BFI’s London Film Festival is in town! The FilmSoc Blog is back for the 65th edition of the city’s largest film festival, delivering a look at the hits and misses of the 2021-22 season.
Alexia Mihaila reviews the Kristen Stewart’s long-anticipated portrayal of Princess Diana and her struggles with the royal family, which received its world premiere at the BFI London Film Festival. We would like to warn readers that this review contains mentions of self-harm and disordered eating.
If you like seeing Kristen Stewart on the big screen, then Spencer might be your go-to Christmas watch this year; watching, you‘ll get an hour and fifty-one minutes of her dramatically sprinting in empty royal halls and experiencing the same level of expressionless high voltage existential drama as seen previously in the Twilight saga.
Spencer captures the emotional trauma of ‘the people’s princess’ and, unlike other adaptations from the royal family vault — The Crown, The Queen — Larrain’s film doesn’t address her death, nor does it put the emphasis on the Queen. Rather, the spotlight is squarely on Princess Diana, her relationship with her family, and her emotional distress while being constrained by traditional royal rigidity and merciless money-seeking paparazzi.
The film emphasizes how tradition means the future constantly lives in the past. Being set around Christmas time in 1991, it reflects how no one within the royal family is above the historical rituals passed from generation to generation, such as not arriving later than the queen for dinner, dressing in a certain color palette, or weighing yourself before and after dinner to judge how much you’ve enjoyed yourself. Diana was always an aristocrat, therefore she was not new to the customs, but that being said, constantly being dissected by the public and under tight scrutiny from the British monarchy, she missed the freedom and privacy she enjoyed as a child, hence the return to her roots; an attempt to find the strength to recollect herself.
“The more years pass after your death, the less words they use to describe you.”
Diana puts herself in Anne Boleyn’s shoes, becoming paranoid that she will wind up with the same fate, killed by an affair-having husband who wants to replace her. Besides being constantly in the public eye — leading to guards sewing her drapes together just so that paparazzi aren’t able to peek through her window — she is also under close inspection by Prince Charles who doesn’t properly care for her, and in comparison to the royal family, not even for his children: William and Harry. On previous confessional tapes of the real Lady Di, she mentions how he would put his hand on her waist and say “Oh, a bit chubby here, aren’t we?” triggering her anxiety, especially knowing about Charles’ affair with Camilla, now his wife and the Duchess of Cornwall.

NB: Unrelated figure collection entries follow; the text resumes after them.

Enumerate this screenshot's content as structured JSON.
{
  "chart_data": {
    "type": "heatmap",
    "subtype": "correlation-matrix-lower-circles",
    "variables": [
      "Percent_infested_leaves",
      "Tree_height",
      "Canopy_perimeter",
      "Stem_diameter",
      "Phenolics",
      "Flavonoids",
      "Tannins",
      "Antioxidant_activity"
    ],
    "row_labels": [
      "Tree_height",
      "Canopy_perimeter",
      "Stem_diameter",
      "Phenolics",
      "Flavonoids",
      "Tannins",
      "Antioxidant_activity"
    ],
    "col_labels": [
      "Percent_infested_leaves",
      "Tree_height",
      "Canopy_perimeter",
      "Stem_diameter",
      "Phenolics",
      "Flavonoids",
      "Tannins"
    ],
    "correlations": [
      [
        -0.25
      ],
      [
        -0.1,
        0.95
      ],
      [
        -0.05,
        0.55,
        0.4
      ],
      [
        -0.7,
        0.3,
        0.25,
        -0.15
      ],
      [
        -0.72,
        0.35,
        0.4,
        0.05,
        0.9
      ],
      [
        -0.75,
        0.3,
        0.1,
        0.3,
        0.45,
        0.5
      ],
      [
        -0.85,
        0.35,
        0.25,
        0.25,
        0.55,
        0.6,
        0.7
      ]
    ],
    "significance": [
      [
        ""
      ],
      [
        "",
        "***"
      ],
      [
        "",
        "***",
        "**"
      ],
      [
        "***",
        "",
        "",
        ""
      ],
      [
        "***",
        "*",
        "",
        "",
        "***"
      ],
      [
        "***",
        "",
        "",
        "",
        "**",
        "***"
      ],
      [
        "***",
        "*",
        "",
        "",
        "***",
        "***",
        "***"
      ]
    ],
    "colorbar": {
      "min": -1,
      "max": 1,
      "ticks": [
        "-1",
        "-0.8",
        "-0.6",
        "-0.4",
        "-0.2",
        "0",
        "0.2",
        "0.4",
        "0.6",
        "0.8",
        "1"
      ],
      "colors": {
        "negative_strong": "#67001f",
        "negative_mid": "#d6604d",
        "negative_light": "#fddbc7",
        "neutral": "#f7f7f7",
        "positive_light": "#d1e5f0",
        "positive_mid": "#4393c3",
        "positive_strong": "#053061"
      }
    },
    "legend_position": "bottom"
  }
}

He buys the same pearls for the both of them and Camilla and doesn’t even notice, nor care; while Diana cares and panics so much so that she has a breakdown at the dinner table wishing she could choke on his pearls while eating just to see if he would care.
The Princess had many dressers, but the film focuses on a rather fictional Maggie (Sally Hawkins) who is basically the only one she can trust besides her children. Later in the film, Maggie confesses she has a crush on Diana (who wouldn’t). However, there is no actual evidence for this situation, it being rather a form of representation, serving to show Diana with someone who genuinely loves her: “It’s not just me that cares.” Kristen Stewart sometimes tries too hard to embody the mannerisms of the People’s Princess, but the exaggeration works surprisingly well in the way that it heightens the drama of everyday life, from attending a family dinner to dressing alone, all while struggling with mental issues.
Diana tries to find the strength to love herself throughout the film, as she was struggling with self-harm, bulimia, and the general feeling of losing her individuality. An LA Times Article from 1992 mentions how Diana was said to have flung herself down the stairs, cut her wrists, chest, and thighs with razors, knives, and lemon slicers as cries for help nobody listened to. In the film, the only solace she finds is in Maggie and her children, who she tries to shelter from the family traditions and tries to break the mould by buying them gas station Christmas gifts, not having them traumatically shoot birds as part of the ritual of becoming a man that Prince Charles had to do while he was younger, and taking them to KFC with a red convertible in central London.
She keeps pushing the boundaries to go, wear, and do whatever she wants, but that comes with the cost of being rejected and alienated by the family who was supposed to support. She needs to cut her ties with the blue blood but can’t. She relieves stress by running in the empty fields of the royal palace and dancing in a mirror, showing how only movement can bring her joy and freedom from herself and her environment. The scarecrow on the empty land of her old, now demolished, ranch depicts Diana’s childhood, and her dressing up in her father’s jacket that has been lying on it is a form of reconnection with her roots and emotions. In the end, she dresses the scarecrow in her own clothes, leaving behind, like her father, something she no longer feels in touch with, realising she can have a future of her own where she doesn’t need to rely on anyone’s approval.
Spencer is a good depiction of Diana’s mental health issues which were silenced while she was alive to not stain the royal family’s immaculate press coverage, and is a good film to binge-watch this winter season for it makes you understand Diana and appreciate more the connections between freedom and tradition.